Au-delà de l’inscription dans la Constitution du 4 octobre 1958 de l’état d’urgence – actuellement fixé par une simple loi ordinaire –, ce texte modifie l’article 34 de la Constitution pour y inscrire qu’une loi peut prévoir de déchoir de la nationalité française une personne née française mais détenant une autre nationalité, « lorsqu’elle est condamnée pour un crime constituant une atteinte grave à la vie de la Nation ». Une mesure qui divise la classe politique, y compris au sein du gouvernement.
Rappelons que cette possibilité existe déjà, à l’article 25 du code civil, pour les binationaux qui ont acquis la qualité de Français depuis 15 ans ou moins et qui sont condamnés pour certains crimes ou délits tels qu’une atteinte aux intérêts fondamentaux de la Nation ou un acte de terrorisme(1). En revanche, les Français n’ayant pas d’autre nationalité ne peuvent pas être concernés car, toujours selon l’article 25 du code civil, la déchéance de nationalité ne peut avoir pour effet de rendre une personne apatride. Pour le défenseur des droits, ce projet, qu’il désapprouve, revient donc « à graver dans le marbre de notre norme supérieure une division fondamentale des Français en deux catégories, à l’encontre de l’esprit et de la lettre de la Constitution » qui énonce, dans son article 1er, que la France « assure l’égalité devant la loi devant tous les citoyens sans distinction d’origine, de race ou de religion ». Le gouvernement affirme, lui, dans l’exposé des motifs du texte, que « l’élargissement des cas de déchéance de nationalité française contribuera […] à renforcer la protection de la société française, en permettant notamment de procéder à l’éloignement durable du territoire de la République, par la voie de l’expulsion, des personnes dont le caractère dangereux est avéré par la condamnation définitive dont elles ont fait l’objet et à interdire leur retour sur le territoire ».

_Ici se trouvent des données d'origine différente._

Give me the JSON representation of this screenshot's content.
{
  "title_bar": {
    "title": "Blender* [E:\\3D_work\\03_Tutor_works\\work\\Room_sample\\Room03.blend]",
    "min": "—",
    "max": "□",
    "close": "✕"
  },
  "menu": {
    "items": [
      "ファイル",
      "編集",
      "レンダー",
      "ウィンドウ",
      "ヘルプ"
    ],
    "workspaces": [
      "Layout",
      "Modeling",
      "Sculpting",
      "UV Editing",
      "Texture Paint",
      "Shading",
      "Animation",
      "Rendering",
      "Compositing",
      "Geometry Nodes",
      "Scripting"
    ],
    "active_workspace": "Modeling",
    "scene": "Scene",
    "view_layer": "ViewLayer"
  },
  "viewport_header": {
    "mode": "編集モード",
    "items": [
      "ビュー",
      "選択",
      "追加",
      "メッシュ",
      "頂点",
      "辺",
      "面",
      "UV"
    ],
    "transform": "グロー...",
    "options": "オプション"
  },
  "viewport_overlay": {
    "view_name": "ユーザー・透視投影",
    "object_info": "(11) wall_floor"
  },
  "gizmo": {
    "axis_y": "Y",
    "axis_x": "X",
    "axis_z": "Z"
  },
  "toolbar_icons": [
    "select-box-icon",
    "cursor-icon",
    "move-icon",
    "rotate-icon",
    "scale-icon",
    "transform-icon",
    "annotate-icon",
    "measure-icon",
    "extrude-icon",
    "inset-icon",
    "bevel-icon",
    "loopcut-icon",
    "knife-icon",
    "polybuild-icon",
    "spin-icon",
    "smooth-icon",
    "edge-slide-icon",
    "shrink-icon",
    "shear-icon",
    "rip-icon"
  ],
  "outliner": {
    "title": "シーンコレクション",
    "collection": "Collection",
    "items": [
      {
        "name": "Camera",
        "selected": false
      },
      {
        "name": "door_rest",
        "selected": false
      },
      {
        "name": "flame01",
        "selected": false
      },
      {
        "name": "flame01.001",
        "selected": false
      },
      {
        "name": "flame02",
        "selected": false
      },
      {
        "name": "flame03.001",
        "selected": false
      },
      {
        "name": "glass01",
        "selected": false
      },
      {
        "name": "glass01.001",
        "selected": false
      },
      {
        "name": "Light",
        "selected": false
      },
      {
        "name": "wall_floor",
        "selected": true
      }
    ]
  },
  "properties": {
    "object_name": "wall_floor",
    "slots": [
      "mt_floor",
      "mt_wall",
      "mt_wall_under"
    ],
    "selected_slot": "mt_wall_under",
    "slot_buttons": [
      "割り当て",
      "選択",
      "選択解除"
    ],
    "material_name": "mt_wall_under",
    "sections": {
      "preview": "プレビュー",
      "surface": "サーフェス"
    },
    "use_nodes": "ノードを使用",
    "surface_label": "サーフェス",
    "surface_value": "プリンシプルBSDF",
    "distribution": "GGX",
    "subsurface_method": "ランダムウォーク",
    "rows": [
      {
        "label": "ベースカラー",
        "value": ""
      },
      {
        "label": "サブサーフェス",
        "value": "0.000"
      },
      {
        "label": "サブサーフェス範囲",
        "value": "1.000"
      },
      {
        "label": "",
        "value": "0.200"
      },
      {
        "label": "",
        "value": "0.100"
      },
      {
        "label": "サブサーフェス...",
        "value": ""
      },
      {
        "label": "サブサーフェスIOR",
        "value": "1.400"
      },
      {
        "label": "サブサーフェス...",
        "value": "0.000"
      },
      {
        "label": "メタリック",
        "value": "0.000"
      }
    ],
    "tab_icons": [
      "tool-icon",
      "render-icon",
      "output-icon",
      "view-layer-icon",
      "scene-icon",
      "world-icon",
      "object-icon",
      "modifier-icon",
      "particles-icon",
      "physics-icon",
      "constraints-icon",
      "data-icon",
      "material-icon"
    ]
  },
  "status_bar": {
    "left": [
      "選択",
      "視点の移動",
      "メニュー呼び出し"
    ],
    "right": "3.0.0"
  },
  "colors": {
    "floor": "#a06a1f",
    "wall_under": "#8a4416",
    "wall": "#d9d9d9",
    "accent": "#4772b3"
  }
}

Comme il s’agit d’un projet de loi constitutionnelle, le texte doit recevoir l’aval de l’Assemblée nationale et du Sénat séparément, puis d’une majorité des trois cinquièmes au Parlement réuni en congrès à Versailles. Très controversée dans la majorité, la disposition prévoyant la déchéance de nationalité pour les binationaux nés français va nécessiter, pour être adoptée, le soutien de l’opposition qui est, pour le moment, également partagée sur ses intentions de vote. Si le texte passe ce cap, une loi ordinaire devra ensuite fixer les modalités d’application de la mesure, notamment la liste des crimes concernés.
(1) Selon le ministère de l’Intérieur, cette possibilité est peu utilisée puisque seules 26 déchéances de nationalité ont été prononcées depuis 1973, dont 13 pour terrorisme.